Boulaye naquit dans un environnement familial modeste. Une adolescence mouvementée entre Diawara, le village de ses parents, Tuabou, le village de sa grand-mère paternelle et Bakel, la ville d’installation de son père.
Abdoulaye Bomou est né dans une grande concession et dans une fratrie relativement nombreuse puisqu’il occupe les positions plus ou moins contraignantes de cinquième garçon de son père et le troisième garçon de sa mère.
C’est à l’âge de sept ans qu’il entra en C.I par le biais de feue Sindinké Kanté, devenue d’ailleurs la première enseignante à l’avoir enseigné. C’est après le décès de sa grand-mère qu’il rejoingnit sa mère et sa fatrie à Bakel. Il fréquenta l’école Ibrahima Malal Diaman Bathily (ex-école régionale) où il passa les classes de l’école primaire. Après avoir obtenu son certificat et son entrée en sixième en 1989-90, il alla au Collège Waoundé N’diaye. Il y resta jusqu’en troisième en 1994. Au collège Waoundé N’diaye, Abdoulaye fut dirigeant des élèves. Son activisme était tel qu’il avait rencontré l’ancien Ministre Djibo Kâ. Il lui présenta le mémorandum des élèves pour une solution idoine au manque récurrent de professeurs. Un leader était né pour ainsi dire. Le décès de son père en 1992 fût un moment douloureux pour lui.
En 1994, Abdoulaye Bomou se rendit à Dakar pour faire son lycée tout en affrontant Dakar, cette ville de galère faisant peur à tout jeune campagnard. Heureusement, il avait été accueilli et assisté par ses oncles maternels Samba et Bakary Diakhité aux Parcelles Assainies. Dans la maison, il y avait d’autres étudiants et jeunes candidats à la migration. Il alla s’inscrire au Lycée Limamou Laye et y fit la seconde, sa première et sa Terminale, de 1994 à 1997. Il obtient un Bac A3 et en même temps une pré-inscription pour se rendre en France.
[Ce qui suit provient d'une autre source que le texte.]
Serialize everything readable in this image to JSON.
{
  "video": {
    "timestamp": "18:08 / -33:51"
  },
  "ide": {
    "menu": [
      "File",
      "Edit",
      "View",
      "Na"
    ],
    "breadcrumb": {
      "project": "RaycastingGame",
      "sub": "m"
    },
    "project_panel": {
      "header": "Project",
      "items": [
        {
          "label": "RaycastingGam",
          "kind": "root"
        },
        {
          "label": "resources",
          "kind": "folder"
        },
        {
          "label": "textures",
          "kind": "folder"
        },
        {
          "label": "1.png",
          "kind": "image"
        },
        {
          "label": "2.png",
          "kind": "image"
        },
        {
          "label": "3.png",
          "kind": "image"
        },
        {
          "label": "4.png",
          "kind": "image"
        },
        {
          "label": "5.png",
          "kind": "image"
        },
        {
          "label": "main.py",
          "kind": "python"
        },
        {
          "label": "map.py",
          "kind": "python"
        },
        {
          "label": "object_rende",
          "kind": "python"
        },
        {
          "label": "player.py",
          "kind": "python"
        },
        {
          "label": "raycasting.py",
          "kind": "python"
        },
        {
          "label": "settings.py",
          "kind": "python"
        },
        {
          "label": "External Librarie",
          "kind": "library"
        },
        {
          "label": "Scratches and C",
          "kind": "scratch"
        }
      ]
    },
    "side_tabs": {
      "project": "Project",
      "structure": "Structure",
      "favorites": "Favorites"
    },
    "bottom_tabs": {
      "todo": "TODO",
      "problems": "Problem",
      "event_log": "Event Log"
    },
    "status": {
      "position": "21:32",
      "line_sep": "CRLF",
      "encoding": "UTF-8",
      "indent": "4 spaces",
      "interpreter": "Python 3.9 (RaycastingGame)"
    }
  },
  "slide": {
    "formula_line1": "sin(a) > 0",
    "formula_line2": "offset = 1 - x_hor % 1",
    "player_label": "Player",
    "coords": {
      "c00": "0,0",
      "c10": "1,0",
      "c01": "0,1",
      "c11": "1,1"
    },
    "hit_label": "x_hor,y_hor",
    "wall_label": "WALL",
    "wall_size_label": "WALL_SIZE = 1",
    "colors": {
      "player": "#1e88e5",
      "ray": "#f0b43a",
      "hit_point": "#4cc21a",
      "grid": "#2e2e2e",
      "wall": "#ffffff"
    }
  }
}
L’aventure n’aura pas lieu sur les terres de l’hexagone. Il devait y passer une formation en médiation culturelle. Un projet qui ne se réalisa pas. Pourtant, son objectif était de décrocher un travail pour venir en aide à sa famille particulièrement à sa mère. Il voulait faire un cursus dans la communication. Cette pression familiale a pesé sur la carrière scolaire et universitaire d’Abdoulaye. A cause de la grève de 1997, il n’avait pas pu passer le concours du Cesti. Son rêve était de faire une formation en journalisme. Orienté en philosophie dans un premier, il attendit son deuxième choix pour se tourner vers le Droit.
C’est en 1998 qu’Abdoulaye Bomou se frotta à la vie universitaire en s’inscrivant à la faculté de Droit de l’Université Cheikh Anta Dakar. Malgré sa passion pour la communication, le droit façonna sa personnalité. Il ne s’était pas trompé de choix puisqu’il avait été orienté par ses ainés qui ont épousé cette discipline à savoir Demba Traoré (actuel procureur de la République), Demba Diallo (Cadre à la Banque Islamique de Développement) et Diadié Diallo (juriste). Il obtient sa licence en Droit des Affaires en 2000. Parallèlement, il s’inscrit dans une école de journalisme à distance. A côté de son parcours universitaire, Abdoulaye Bomou se retrouva à la tête de l’Union Départementale des Elèves et Etudiants de Bakel dont il fut un des initiateurs. Son contact avec Abdoulaye Bathily, homme politique, était régulier. En vérité, Abdoulaye Bathily était son idole. Il l’avait fréquenté depuis tout petit et était militant à la Ligue Démocratique.Une proximité qui déboucha sur une promesse pour aller continuer les études en France. A Bakel, Abdoulaye Bomou s’appuya sur l’Union des Elèves et Etudiants du Département de Bakel pour donner un coup de pouce à M. Bathily. Lorsque la victoire politique se dessina en 2000, M.Bathily lui proposa la direction de la Radio Djida. Son projet initial pour aller continuer les études en France a été abandonné sur conseil de M. Bathily et de son oncle. Après les élections sénégalaises de 2000, Abdoulaye Bomou devient le directeur général de la Radio Djida Fm. Le Sénégal venait de traverser un événement politique historique. Après quarante ans au pouvoir, Abdoulaye Wade, porté par une large coalition dans laquelle figurait Abdoulaye Bathily, arriva au pouvoir.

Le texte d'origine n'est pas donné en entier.